Chi sono i vostri clienti?
«Armatori napoletani, olandesi, tedeschi, livornesi, ravennati, la località non è una discriminante. Cerchiamo di prendere quello che c’è. Adesso ci stiamo impegnando per portare il cantiere nel nord Europa. Combattiamo una dura battaglia, non tanto con gli altri cantieri italiani, ma con Rijeka, dove ce ne sono anche di più grandi con costi della manodopera che sono circa la metà di quelli italiani e poi con la Turchia, con costi di manodopera di un decimo».
Perché i clienti vi scelgono?
«Perché abbiamo una volontà indomita di eseguire il lavoro nei tempi che servono all’armatore e, anche se ci fanno ridurre al massimo i costi, siamo sempre al suo fianco per risolvere il problema, non lo abbandoniamo.
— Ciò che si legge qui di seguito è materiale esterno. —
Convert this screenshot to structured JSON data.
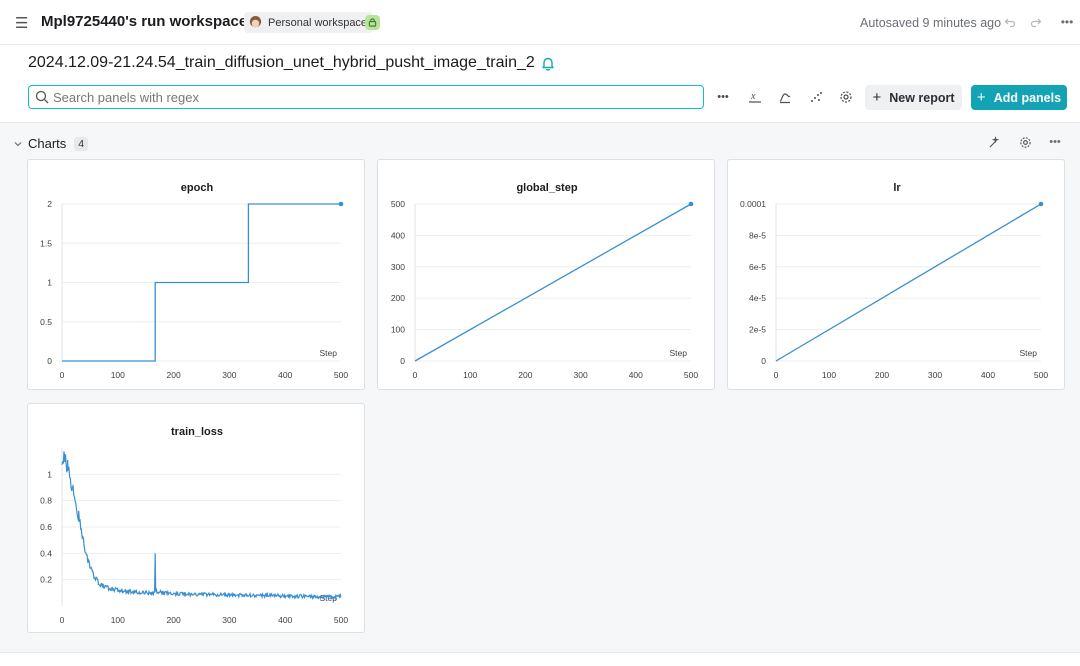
{
  "header": {
    "workspace_title": "Mpl9725440's run workspace",
    "workspace_badge": "Personal workspace",
    "autosave": "Autosaved 9 minutes ago"
  },
  "run": {
    "name": "2024.12.09-21.24.54_train_diffusion_unet_hybrid_pusht_image_train_2"
  },
  "search": {
    "placeholder": "Search panels with regex"
  },
  "toolbar": {
    "new_report_label": "New report",
    "add_panels_label": "Add panels"
  },
  "section": {
    "title": "Charts",
    "count": "4"
  },
  "colors": {
    "accent": "#12a4b4",
    "series": "#3a8fd1",
    "search_border": "#10bfcc"
  },
  "chart_data": [
    {
      "type": "line",
      "title": "epoch",
      "xlabel": "Step",
      "xlim": [
        0,
        500
      ],
      "ylim": [
        0,
        2
      ],
      "xticks": [
        "0",
        "100",
        "200",
        "300",
        "400",
        "500"
      ],
      "yticks": [
        "0",
        "0.5",
        "1",
        "1.5",
        "2"
      ],
      "series": [
        {
          "x": [
            0,
            167,
            167,
            334,
            334,
            500
          ],
          "y": [
            0,
            0,
            1,
            1,
            2,
            2
          ]
        }
      ]
    },
    {
      "type": "line",
      "title": "global_step",
      "xlabel": "Step",
      "xlim": [
        0,
        500
      ],
      "ylim": [
        0,
        500
      ],
      "xticks": [
        "0",
        "100",
        "200",
        "300",
        "400",
        "500"
      ],
      "yticks": [
        "0",
        "100",
        "200",
        "300",
        "400",
        "500"
      ],
      "series": [
        {
          "x": [
            0,
            500
          ],
          "y": [
            0,
            500
          ]
        }
      ]
    },
    {
      "type": "line",
      "title": "lr",
      "xlabel": "Step",
      "xlim": [
        0,
        500
      ],
      "ylim": [
        0,
        0.0001
      ],
      "xticks": [
        "0",
        "100",
        "200",
        "300",
        "400",
        "500"
      ],
      "yticks": [
        "0",
        "2e-5",
        "4e-5",
        "6e-5",
        "8e-5",
        "0.0001"
      ],
      "series": [
        {
          "x": [
            0,
            500
          ],
          "y": [
            0,
            0.0001
          ]
        }
      ]
    },
    {
      "type": "line",
      "title": "train_loss",
      "xlabel": "Step",
      "xlim": [
        0,
        500
      ],
      "ylim": [
        0,
        1.2
      ],
      "xticks": [
        "0",
        "100",
        "200",
        "300",
        "400",
        "500"
      ],
      "yticks": [
        "0.2",
        "0.4",
        "0.6",
        "0.8",
        "1"
      ],
      "series": [
        {
          "x": [
            0,
            5,
            10,
            15,
            20,
            25,
            30,
            35,
            40,
            45,
            50,
            55,
            60,
            65,
            70,
            80,
            90,
            100,
            110,
            120,
            130,
            140,
            150,
            160,
            166,
            167,
            168,
            180,
            200,
            225,
            250,
            275,
            300,
            325,
            350,
            375,
            400,
            425,
            450,
            475,
            500
          ],
          "y": [
            1.14,
            1.1,
            1.05,
            0.97,
            0.87,
            0.78,
            0.68,
            0.56,
            0.45,
            0.37,
            0.3,
            0.25,
            0.21,
            0.18,
            0.16,
            0.14,
            0.13,
            0.12,
            0.115,
            0.11,
            0.105,
            0.1,
            0.1,
            0.095,
            0.1,
            0.4,
            0.11,
            0.1,
            0.095,
            0.09,
            0.09,
            0.085,
            0.085,
            0.08,
            0.08,
            0.08,
            0.075,
            0.075,
            0.07,
            0.07,
            0.07
          ]
        }
      ]
    }
  ]
}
Il nostro è un lavoro entusiasmante, è bello risolvere tutti i problemi dell’armatore, ma la burocrazia ci uccide. Il problema più grosso per noi sono le banchine. Una volta c’era la darsena dove appoggiarsi, ma adesso con il ‘ponte immobile’ (problemi di varia natura impediscono di alzarsi, nda), non si può più accedere. A un nostro cliente di Piombino che aveva un problema con un salpancora abbiamo fatto, in passato, un lavoro di pronto intervento in due giorni, con un appoggio in darsena... un pit stop in Formula Uno. Oggi abbiamo tre chilometri di banchina intoccabile».
Si trova personale?
«No, perché è un lavoro di sacrificio: sono pochi i romagnoli, ci sono soprattutto siciliani, napoletani, albanesi trasferiti da tempo. Noi non ne abbiamo più voglia, cerchiamo il posto dietro la scrivania. Oggi ci passano sopra quelli che hanno fame e vengono dai paesi dell’est. E’ un problema generalizzato. A Ravenna l’unico istituto professionale, che potrebbe interessare il nostro campo, è quello di Piangipane, gli altri sono più mirati all’industriale che al navale».
E i fondali?
«Il fondale non è un problema per noi. Il nostro è un porto che ha la tendenza ad insabbiarsi, ma le navi che gestiamo noi - dalle draghe alle supply vessel, alle petroliere - sono al massimo da 20 mila tonnellate. E’ chiaro che se il fondale viene lasciato andare a 5 metri vado in difficoltà, ma ora hanno dragato e siamo a 7 metri. Per noi va bene».
Se avesse un desiderio da realizzare, cosa chiederebbe?
«Vorremmo soltanto poter lavorare: vorremmo avere la possibilità di contrastare il costo del lavoro dei nostri concorrenti che sono la Turchia e la Croazia per essere veramente concorrenziali. E a Ravenna chiediamo qualche banchina dove poterci appoggiare di tanto in tanto».
Previsioni per il futuro?
«Veniamo da 4 anni di sofferenza totale di lavoro perché non c’è, di pagamenti perché gli armatori hanno noli bassi e hanno difficoltà a pagare, ma per fortuna con poche perdite reali. Nel 2014, sebbene siamo abbastanza impegnati come quantità di lavoro, siamo in difficoltà perché gli armatori hanno problemi a pagare puntualmente e le banche non danno più nessun aiuto. Se adesso il sistema bancario ci desse, visto che non abbiamo mai avuto problemi, gli stessi affidamenti che avevamo tre anni fa, saremmo a posto. Dal 2009 ad oggi abbiamo avuto una riduzione del fatturato del 30%. Quest’anno speriamo di riuscire a vedere una risalita».